Le tribunal de grande instance de Kolwezi, dans la province du Lualaba, a rendu son verdict lundi 23 février dans l’affaire du viol collectif qui avait profondément choqué l’opinion publique nationale. Neuf des dix prévenus ont été condamnés à la peine de mort, une décision prononcée à l’issue d’un procès en flagrance conduit avec une célérité remarquable. Ce jugement historique intervient dans un contexte où les violences sexuelles, particulièrement dans les régions minières, appellent à une réponse judiciaire ferme et sans ambiguïté.
La chambre a suivi intégralement les réquisitions du ministère public, retenant les chefs d’accusation d’association de malfaiteurs et de viol. Pour le premier chef, la peine capitale a été appliquée en tant que peine principale, la plus forte prévue par la loi. Concernant le viol, chaque condamné a écopé de vingt ans de servitude pénale principale. Des amendes d’un million de francs congolais ont été infligées individuellement, et une condamnation solidaire au paiement de vingt mille dollars américains à la victime, à titre de dommages et intérêts, a été prononcée pour réparation du préjudice subi.
Le cas du dixième individu poursuivi a fait l’objet d’une décision distincte. Zéphirin Ngoy Kalenga a été déclaré mineur au moment de la commission des faits. En conséquence, le tribunal de grande instance de Kolwezi s’est déclaré incompétent ratione personae, et son dossier sera transmis à une juridiction pour mineurs, conformément au code de l’enfant en vigueur en République démocratique du Congo. Cette séparation des procédures illustre le respect des garanties procédurales, même dans une affaire d’une telle gravité.
Les faits, qui remontent à la fin du mois de janvier 2026, sont d’une brutalité inouïe. Une jeune fille avait été attirée puis agressée sexuellement par un groupe de jeunes hommes dans le quartier Golf ISTM de Kolwezi. L’horreur du crime a été amplifiée par sa mise en scène et sa diffusion volontaire sur les réseaux sociaux par les agresseurs eux-mêmes.
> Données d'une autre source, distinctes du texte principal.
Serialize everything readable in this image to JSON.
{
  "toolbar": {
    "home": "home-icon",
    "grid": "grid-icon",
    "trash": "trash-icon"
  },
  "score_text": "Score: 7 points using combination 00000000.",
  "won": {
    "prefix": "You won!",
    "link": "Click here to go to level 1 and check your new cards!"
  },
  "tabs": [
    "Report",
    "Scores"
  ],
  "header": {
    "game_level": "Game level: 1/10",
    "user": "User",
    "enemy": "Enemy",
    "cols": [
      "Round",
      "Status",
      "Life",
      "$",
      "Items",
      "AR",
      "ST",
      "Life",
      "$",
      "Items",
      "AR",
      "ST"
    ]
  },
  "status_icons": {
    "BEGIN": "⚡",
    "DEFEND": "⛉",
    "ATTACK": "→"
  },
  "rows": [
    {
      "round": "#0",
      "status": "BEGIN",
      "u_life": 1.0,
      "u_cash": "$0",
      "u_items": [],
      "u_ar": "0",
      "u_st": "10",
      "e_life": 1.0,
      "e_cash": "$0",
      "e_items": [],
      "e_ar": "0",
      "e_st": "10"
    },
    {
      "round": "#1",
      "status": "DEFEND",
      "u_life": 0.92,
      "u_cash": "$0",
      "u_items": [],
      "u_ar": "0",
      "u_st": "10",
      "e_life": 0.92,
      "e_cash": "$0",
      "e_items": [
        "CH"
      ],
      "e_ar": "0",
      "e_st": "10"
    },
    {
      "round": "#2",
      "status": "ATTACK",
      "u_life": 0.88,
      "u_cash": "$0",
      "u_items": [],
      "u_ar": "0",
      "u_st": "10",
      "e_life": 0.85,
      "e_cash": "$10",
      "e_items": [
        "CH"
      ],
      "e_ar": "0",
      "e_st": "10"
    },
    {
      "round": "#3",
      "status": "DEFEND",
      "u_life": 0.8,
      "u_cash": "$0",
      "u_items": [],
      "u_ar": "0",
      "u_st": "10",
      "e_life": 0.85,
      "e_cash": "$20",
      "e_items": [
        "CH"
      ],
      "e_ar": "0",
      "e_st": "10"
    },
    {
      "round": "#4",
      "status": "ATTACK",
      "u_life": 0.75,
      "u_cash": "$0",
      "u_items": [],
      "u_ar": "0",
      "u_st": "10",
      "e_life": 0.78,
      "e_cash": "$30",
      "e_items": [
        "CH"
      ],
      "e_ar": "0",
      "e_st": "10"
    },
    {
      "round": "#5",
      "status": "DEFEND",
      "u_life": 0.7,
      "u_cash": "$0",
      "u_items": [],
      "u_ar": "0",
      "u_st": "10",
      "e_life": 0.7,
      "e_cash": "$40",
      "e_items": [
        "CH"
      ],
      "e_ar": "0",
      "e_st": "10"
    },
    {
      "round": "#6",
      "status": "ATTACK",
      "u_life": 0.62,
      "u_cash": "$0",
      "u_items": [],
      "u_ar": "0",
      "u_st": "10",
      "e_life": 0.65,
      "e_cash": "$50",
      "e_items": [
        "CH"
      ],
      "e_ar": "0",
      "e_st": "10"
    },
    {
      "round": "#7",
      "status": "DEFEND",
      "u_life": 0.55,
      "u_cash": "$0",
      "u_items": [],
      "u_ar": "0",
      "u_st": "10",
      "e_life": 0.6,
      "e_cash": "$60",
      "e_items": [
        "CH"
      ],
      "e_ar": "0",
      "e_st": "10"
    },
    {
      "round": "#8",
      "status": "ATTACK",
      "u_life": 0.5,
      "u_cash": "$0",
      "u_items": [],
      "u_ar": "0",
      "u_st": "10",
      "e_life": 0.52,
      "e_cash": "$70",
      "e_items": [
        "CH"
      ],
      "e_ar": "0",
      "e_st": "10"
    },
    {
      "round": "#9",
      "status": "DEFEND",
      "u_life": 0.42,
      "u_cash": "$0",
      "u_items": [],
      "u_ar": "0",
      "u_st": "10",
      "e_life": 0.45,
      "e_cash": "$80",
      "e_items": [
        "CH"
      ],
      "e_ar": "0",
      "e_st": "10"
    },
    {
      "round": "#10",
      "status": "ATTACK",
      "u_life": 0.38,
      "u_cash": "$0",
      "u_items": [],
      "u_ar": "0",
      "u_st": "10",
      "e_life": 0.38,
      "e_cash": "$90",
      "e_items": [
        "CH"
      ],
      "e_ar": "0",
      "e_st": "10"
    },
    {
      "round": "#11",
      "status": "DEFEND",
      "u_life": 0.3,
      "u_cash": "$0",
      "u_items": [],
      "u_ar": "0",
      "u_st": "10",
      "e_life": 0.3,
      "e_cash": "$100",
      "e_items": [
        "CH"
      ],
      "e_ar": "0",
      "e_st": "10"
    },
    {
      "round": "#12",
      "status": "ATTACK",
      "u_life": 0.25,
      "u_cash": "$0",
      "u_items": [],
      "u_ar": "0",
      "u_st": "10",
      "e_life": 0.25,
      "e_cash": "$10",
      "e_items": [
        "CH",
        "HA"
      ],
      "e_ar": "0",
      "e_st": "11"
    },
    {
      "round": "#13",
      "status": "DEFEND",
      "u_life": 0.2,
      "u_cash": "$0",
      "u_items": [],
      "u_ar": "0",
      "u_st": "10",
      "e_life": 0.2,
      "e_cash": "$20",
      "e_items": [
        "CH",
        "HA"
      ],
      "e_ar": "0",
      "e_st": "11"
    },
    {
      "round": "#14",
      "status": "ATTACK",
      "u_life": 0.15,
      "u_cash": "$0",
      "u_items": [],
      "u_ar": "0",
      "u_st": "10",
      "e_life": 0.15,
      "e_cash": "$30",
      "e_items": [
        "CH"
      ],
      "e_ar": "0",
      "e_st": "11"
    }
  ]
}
Cette vidéo, devenue virale, a non seulement aggravé le traumatisme de la victime mais a aussi servi de pièce à conviction majeure, permettant une identification et des interpellations rapides par les services de police.
Ce procès pour viol collectif à Kolwezi pose, au-delà du verdict, des questions fondamentales. La peine de mort prononcée dans le Lualaba est-elle un tournant dans la répression des crimes sexuels ? Comment concilier une justice expéditive avec le droit à un procès équitable pour tous les accusés, y compris le prévenu mineur ? L’utilisation des réseaux sociaux comme vecteur de preuve, mais aussi de torture supplémentaire, interroge sur les responsabilités des plateformes numériques.
La condamnation à la peine capitale pour neuf individus dans cette affaire de viol collectif est perçue par de nombreux observateurs comme un signal judiciaire fort. Dans une région comme le Lualaba, riche en ressources mais marquée par une insécurité urbaine persistante, ce verdict vise à dissuader de futurs passages à l’acte. Il traduit une volonté des autorités de rompre avec une certaine impunité, souvent dénoncée dans les dossiers de violences faites aux femmes.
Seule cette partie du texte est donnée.